Hints. - The bridge is a composite propagator that extracts both B3 and W3C everywhere — turn that on across the whole fleet first, before changing any write format. - Then flip the inject (write) format service by service. Because every service still extracts both, a B3-writing caller and a W3C-writing callee still connect. - Keep B3 extraction on for a deprecation window after the last service flips, then remove it last.

What "done" looks like. You have a phased plan: Phase 1 — every service extracts both formats (no write change, zero risk). Phase 2 — flip write to W3C one service at a time, validating each with the propagation-test harness from Task 20. Phase 3 — after a soak period with no broken-trace alerts, remove B3 extraction. You can show, with the harness, that a mixed-format boundary stays whole at every phase.
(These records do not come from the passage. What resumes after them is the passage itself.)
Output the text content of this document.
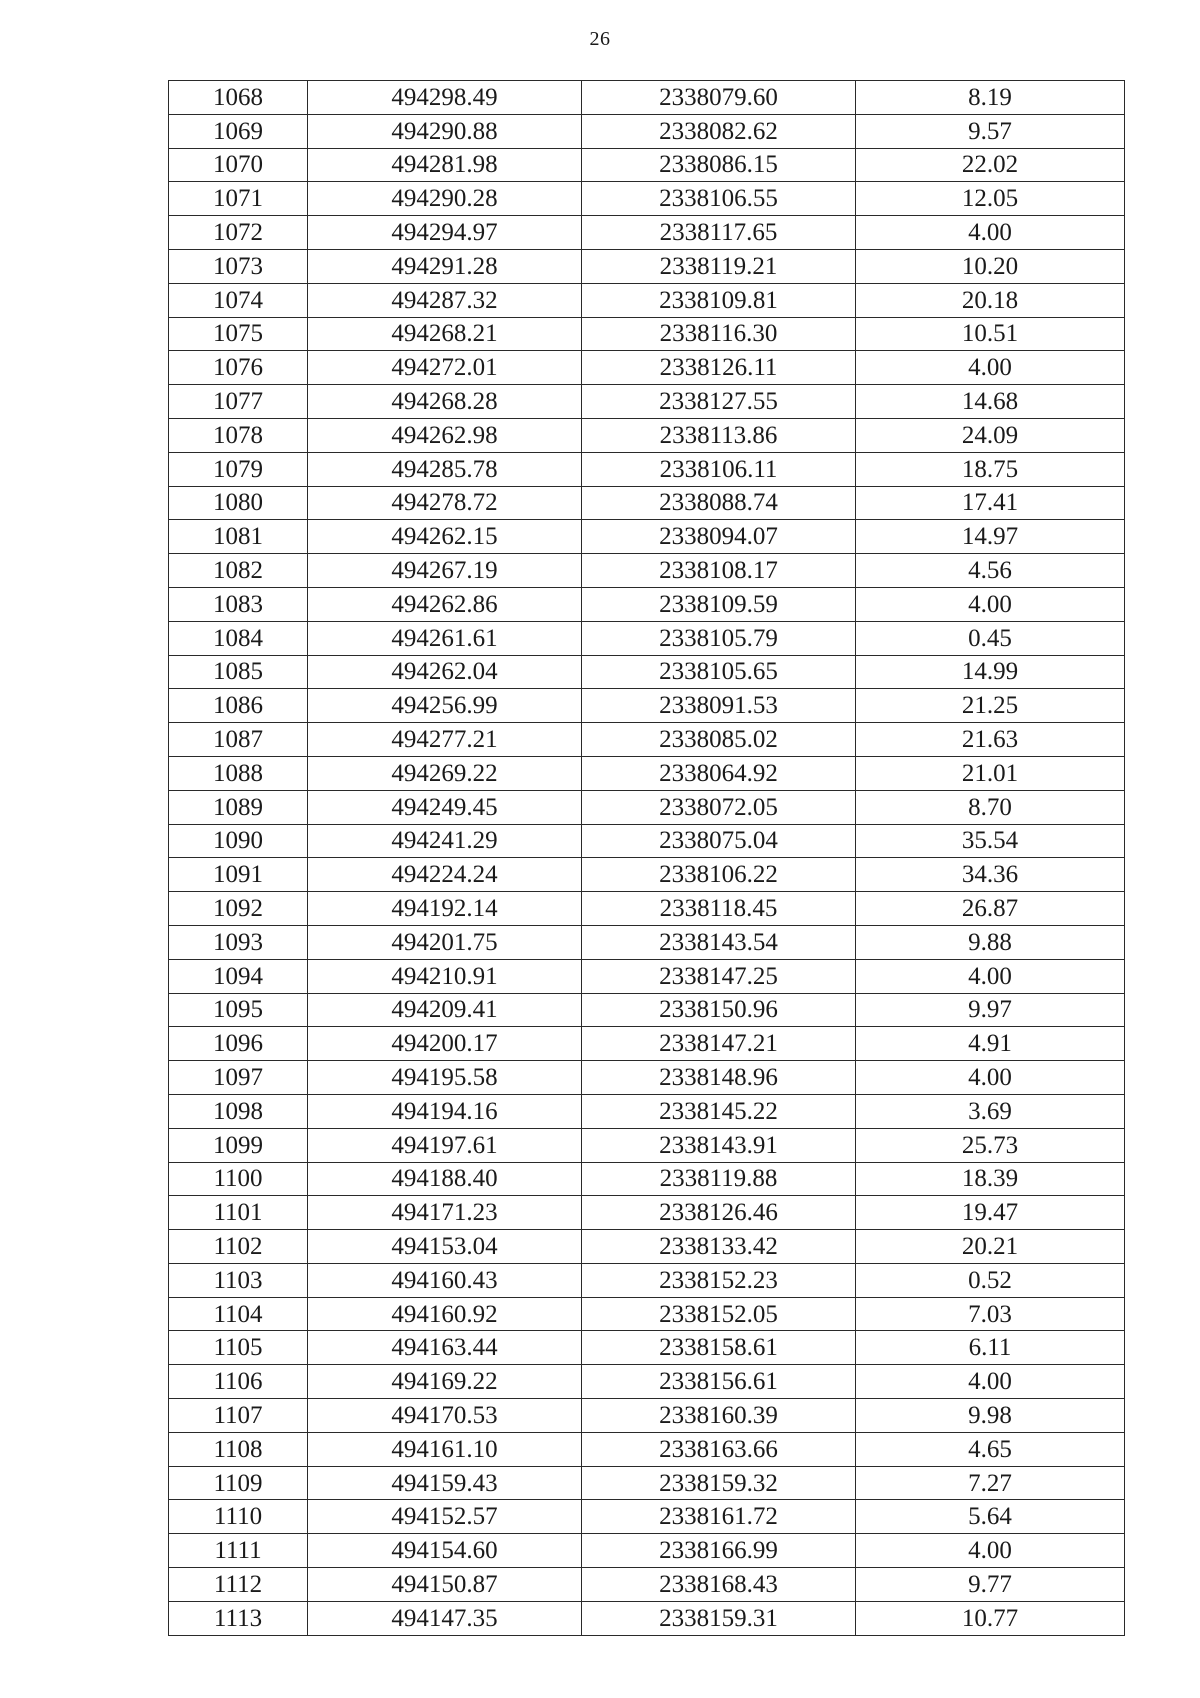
26
1068	494298.49	2338079.60	8.19
1069	494290.88	2338082.62	9.57
1070	494281.98	2338086.15	22.02
1071	494290.28	2338106.55	12.05
1072	494294.97	2338117.65	4.00
1073	494291.28	2338119.21	10.20
1074	494287.32	2338109.81	20.18
1075	494268.21	2338116.30	10.51
1076	494272.01	2338126.11	4.00
1077	494268.28	2338127.55	14.68
1078	494262.98	2338113.86	24.09
1079	494285.78	2338106.11	18.75
1080	494278.72	2338088.74	17.41
1081	494262.15	2338094.07	14.97
1082	494267.19	2338108.17	4.56
1083	494262.86	2338109.59	4.00
1084	494261.61	2338105.79	0.45
1085	494262.04	2338105.65	14.99
1086	494256.99	2338091.53	21.25
1087	494277.21	2338085.02	21.63
1088	494269.22	2338064.92	21.01
1089	494249.45	2338072.05	8.70
1090	494241.29	2338075.04	35.54
1091	494224.24	2338106.22	34.36
1092	494192.14	2338118.45	26.87
1093	494201.75	2338143.54	9.88
1094	494210.91	2338147.25	4.00
1095	494209.41	2338150.96	9.97
1096	494200.17	2338147.21	4.91
1097	494195.58	2338148.96	4.00
1098	494194.16	2338145.22	3.69
1099	494197.61	2338143.91	25.73
1100	494188.40	2338119.88	18.39
1101	494171.23	2338126.46	19.47
1102	494153.04	2338133.42	20.21
1103	494160.43	2338152.23	0.52
1104	494160.92	2338152.05	7.03
1105	494163.44	2338158.61	6.11
1106	494169.22	2338156.61	4.00
1107	494170.53	2338160.39	9.98
1108	494161.10	2338163.66	4.65
1109	494159.43	2338159.32	7.27
1110	494152.57	2338161.72	5.64
1111	494154.60	2338166.99	4.00
1112	494150.87	2338168.43	9.77
1113	494147.35	2338159.31	10.77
You wrote a rollback step for each phase and a one-paragraph "why composite-extract-first is the only safe ordering."


If you can do all of these, you have the senior level

You can stand up tracing in any of Go, Python, Java, Node, or Rust and have one trace span multiple services within an hour. You instinctively check the propagation format first when a trace "stops at a boundary." You can carry context across HTTP, a queue, and a thread pool — and you have a CI test that screams when someone breaks it. You can choose head vs tail sampling with numbers behind the choice, run a fleet-wide propagation migration without dropping a trace, and pivot from a metric exemplar to a trace to a log line without thinking about which tool you're in. The next step is not more tracing labs — it is designing the org-wide standards (the shared logging library, the Collector topology, the semantic-convention version pin) that make every team's traces correlate by default, and teaching the next engineer to never lose the context.